Api di gerbang kota mempengaruhi Chiyu.
Mereka harus berusaha mengurangi rasa keberadaan mereka sebanyak mungkin, jika tidak, api dapat membakar diri mereka sendiri.
Tapi yang jelas, api ini tidak akan membakar tanggungan perempuan ini.
Karena api jelas akan membakar Shang Liang Yue.
Ketika Shang Liang Yue mendengarkan kata-kata Ratu, dia hanya menghentikan bibirnya dan meletakkannya, lalu bangkit, berdiri, berjalan ke tengah koridor, dan membungkuk kepada Ratu, "Kembali ke kata-kata Ratu, tidak ada kesalahpahaman antara gadis kecil dan selir bangsawan."
Mereka memiliki banyak kebencian!
Itu jelas bukan salah paham!
Sang ratu menyipitkan matanya ketika dia mendengar kata-kata Shang Liang Yue.
Tapi Selir Li tercengang.
Dia tidak berharap Shang Liang Yue membantunya berbicara saat ini.
Benar-benar tak terduga.
Tiba-tiba, kerabat perempuan itu menatap Shang Liang Yue dengan mata terbelalak.
Ada apa dengan Nona Kesembilan?
Dia benar-benar membantu Selir Li di depan permaisuri, terutama ketika dia berada di panggung yang mencolok terakhir kali, selir itu sangat mempermalukannya.
Semua orang tercengang, tidak bisa bereaksi sama sekali.

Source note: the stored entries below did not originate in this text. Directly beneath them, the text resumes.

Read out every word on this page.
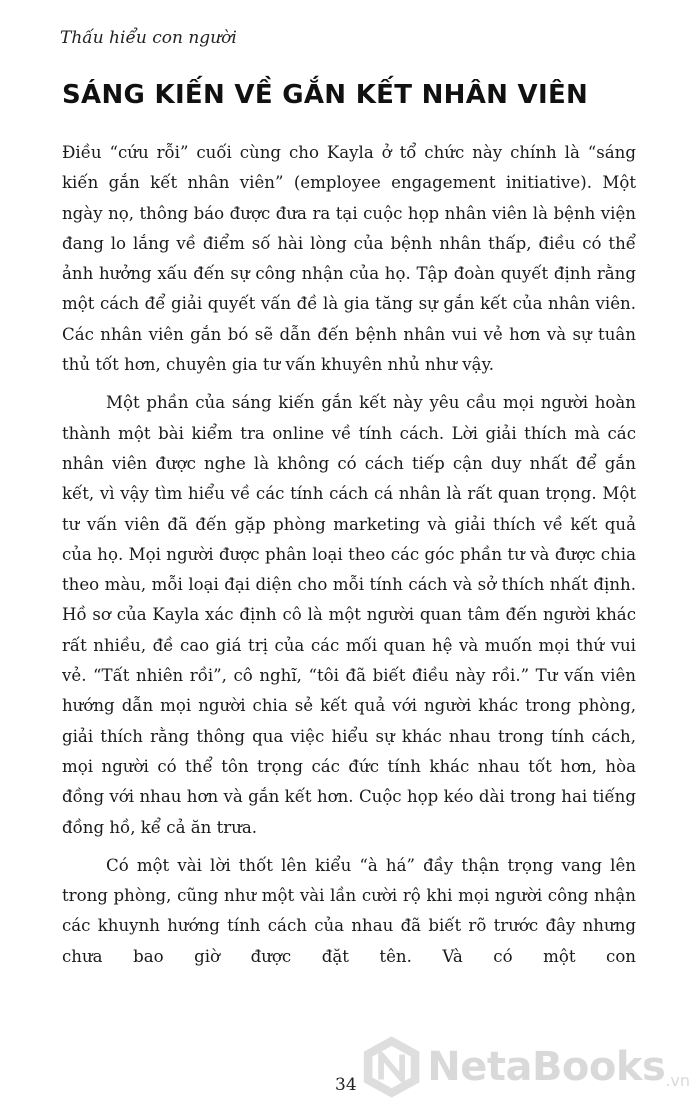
Thấu hiểu con người
SÁNG KIẾN VỀ GẮN KẾT NHÂN VIÊN

Điều “cứu rỗi” cuối cùng cho Kayla ở tổ chức này chính là “sáng kiến gắn kết nhân viên” (employee engagement initiative). Một ngày nọ, thông báo được đưa ra tại cuộc họp nhân viên là bệnh viện đang lo lắng về điểm số hài lòng của bệnh nhân thấp, điều có thể ảnh hưởng xấu đến sự công nhận của họ. Tập đoàn quyết định rằng một cách để giải quyết vấn đề là gia tăng sự gắn kết của nhân viên. Các nhân viên gắn bó sẽ dẫn đến bệnh nhân vui vẻ hơn và sự tuân thủ tốt hơn, chuyên gia tư vấn khuyên nhủ như vậy.

Một phần của sáng kiến gắn kết này yêu cầu mọi người hoàn thành một bài kiểm tra online về tính cách. Lời giải thích mà các nhân viên được nghe là không có cách tiếp cận duy nhất để gắn kết, vì vậy tìm hiểu về các tính cách cá nhân là rất quan trọng. Một tư vấn viên đã đến gặp phòng marketing và giải thích về kết quả của họ. Mọi người được phân loại theo các góc phần tư và được chia theo màu, mỗi loại đại diện cho mỗi tính cách và sở thích nhất định. Hồ sơ của Kayla xác định cô là một người quan tâm đến người khác rất nhiều, đề cao giá trị của các mối quan hệ và muốn mọi thứ vui vẻ. “Tất nhiên rồi”, cô nghĩ, “tôi đã biết điều này rồi.” Tư vấn viên hướng dẫn mọi người chia sẻ kết quả với người khác trong phòng, giải thích rằng thông qua việc hiểu sự khác nhau trong tính cách, mọi người có thể tôn trọng các đức tính khác nhau tốt hơn, hòa đồng với nhau hơn và gắn kết hơn. Cuộc họp kéo dài trong hai tiếng đồng hồ, kể cả ăn trưa.

Có một vài lời thốt lên kiểu “à há” đầy thận trọng vang lên trong phòng, cũng như một vài lần cười rộ khi mọi người công nhận các khuynh hướng tính cách của nhau đã biết rõ trước đây nhưng chưa bao giờ được đặt tên. Và có một con

34 NetaBooks .vn
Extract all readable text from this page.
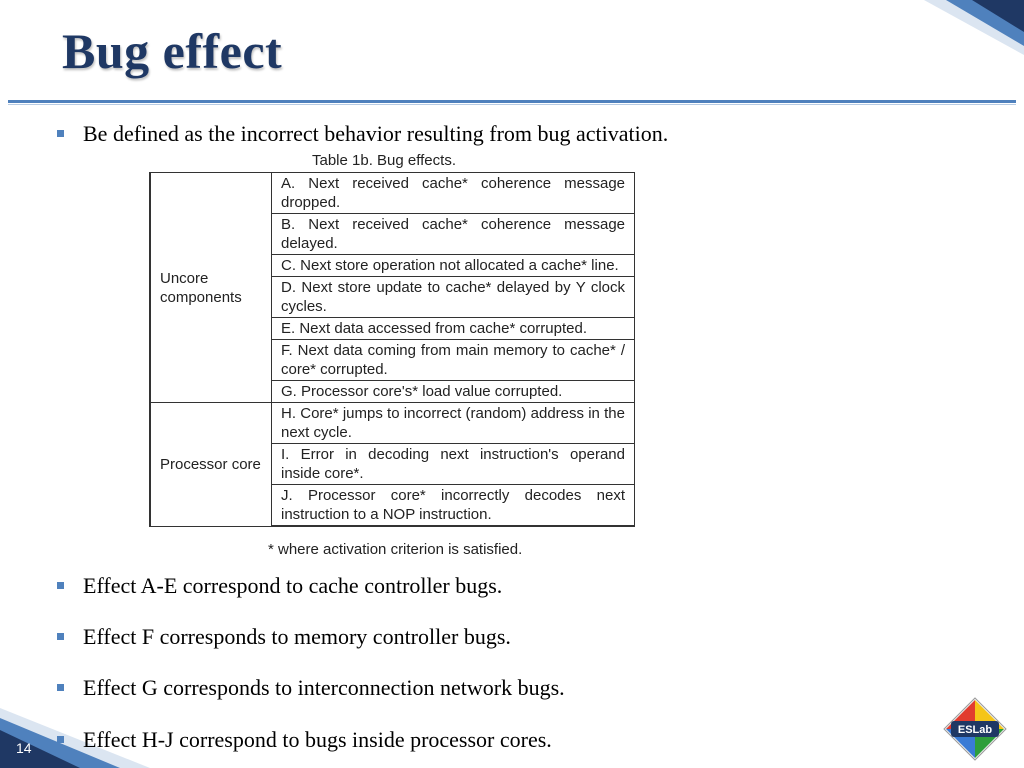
Bug effect
Be defined as the incorrect behavior resulting from bug activation.
Table 1b. Bug effects.
Uncore components	A. Next received cache* coherence message dropped.
	B. Next received cache* coherence message delayed.
	C. Next store operation not allocated a cache* line.
	D. Next store update to cache* delayed by Y clock cycles.
	E. Next data accessed from cache* corrupted.
	F. Next data coming from main memory to cache* / core* corrupted.
	G. Processor core's* load value corrupted.
Processor core	H. Core* jumps to incorrect (random) address in the next cycle.
	I. Error in decoding next instruction's operand inside core*.
	J. Processor core* incorrectly decodes next instruction to a NOP instruction.
* where activation criterion is satisfied.
Effect A-E correspond to cache controller bugs.
Effect F corresponds to memory controller bugs.
Effect G corresponds to interconnection network bugs.
Effect H-J correspond to bugs inside processor cores.
14
ESLab
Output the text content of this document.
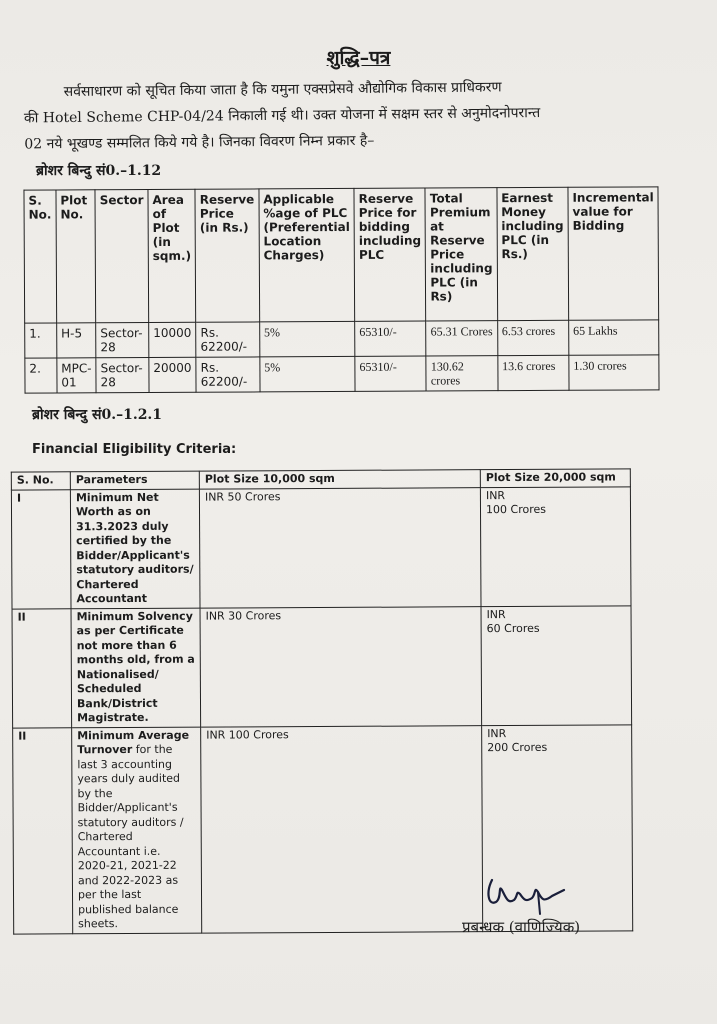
शुद्धि–पत्र
सर्वसाधारण को सूचित किया जाता है कि यमुना एक्सप्रेसवे औद्योगिक विकास प्राधिकरण
की Hotel Scheme CHP-04/24 निकाली गई थी। उक्त योजना में सक्षम स्तर से अनुमोदनोपरान्त
02 नये भूखण्ड सम्मलित किये गये है। जिनका विवरण निम्न प्रकार है–
ब्रोशर बिन्दु सं0.–1.12
S. No.	Plot No.	Sector	Area of Plot (in sqm.)	Reserve Price (in Rs.)	Applicable %age of PLC (Preferential Location Charges)	Reserve Price for bidding including PLC	Total Premium at Reserve Price including PLC (in Rs)	Earnest Money including PLC (in Rs.)	Incremental value for Bidding
1.	H-5	Sector-28	10000	Rs. 62200/-	5%	65310/-	65.31 Crores	6.53 crores	65 Lakhs
2.	MPC-01	Sector-28	20000	Rs. 62200/-	5%	65310/-	130.62 crores	13.6 crores	1.30 crores
ब्रोशर बिन्दु सं0.–1.2.1
Financial Eligibility Criteria:
S. No.	Parameters	Plot Size 10,000 sqm	Plot Size 20,000 sqm
I	Minimum Net Worth as on 31.3.2023 duly certified by the Bidder/Applicant's statutory auditors/ Chartered Accountant	INR 50 Crores	INR
100 Crores

II	Minimum Solvency as per Certificate not more than 6 months old, from a Nationalised/ Scheduled Bank/District Magistrate.	INR 30 Crores	INR
60 Crores

II	Minimum Average Turnover for the last 3 accounting years duly audited by the Bidder/Applicant's statutory auditors / Chartered Accountant i.e. 2020-21, 2021-22 and 2022-2023 as per the last published balance sheets.	INR 100 Crores	INR
200 Crores
प्रबन्धक (वाणिज्यिक)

Bahkan Qing Lian dan Su Xi tercengang.
Mengapa nona mengatakan itu?
Pada saat yang sama, Nan Qi, yang duduk di sebelah Shang Liang Yue, juga bingung.
Dia tidak tahu apa yang terjadi di panggung yang mencolok saat itu, jadi dia sama sekali tidak mengerti kalimat Ibu Suri.
Tetapi meskipun dia tidak mengerti, dia merasakan bahwa suasana di sekitarnya tidak benar.
Tampaknya penindasan akan datang dengan cara ini.
Shang Yun Shang juga merasakannya, dan bahkan dia sedikit cemas.
Karena dia tidak tahu apa yang terjadi pada panggung mencolok terakhir kali, dia hanya merasa bahwa Shang Liang Yue seharusnya tidak mengatakan itu.
Dia hanya tidak tahu apa yang terjadi, dia ingin meredakan suasana tetapi tidak tahu harus mulai dari mana.
Dia sangat cemas.
Dan Shang Yun Shang tidak tahu harus berbuat apa, dan bahkan Shang Lian Yu pun tidak tahu.
Dia hanya merasa bahwa Shang Liang Yue benar-benar bermasalah, dan dia harus mengikuti hal-hal buruk ke mana pun dia pergi.
Mengganggu!
Sang ratu menyipitkan mata pada Shang Liang Yue, dan berkata dalam keheningan, "Akan lebih baik jika tidak ada kesalahpahaman."
__ADS_1
Ketika Selir Li mendengar kata-kata ratu, hatinya bergerak sangat cepat dan berkata.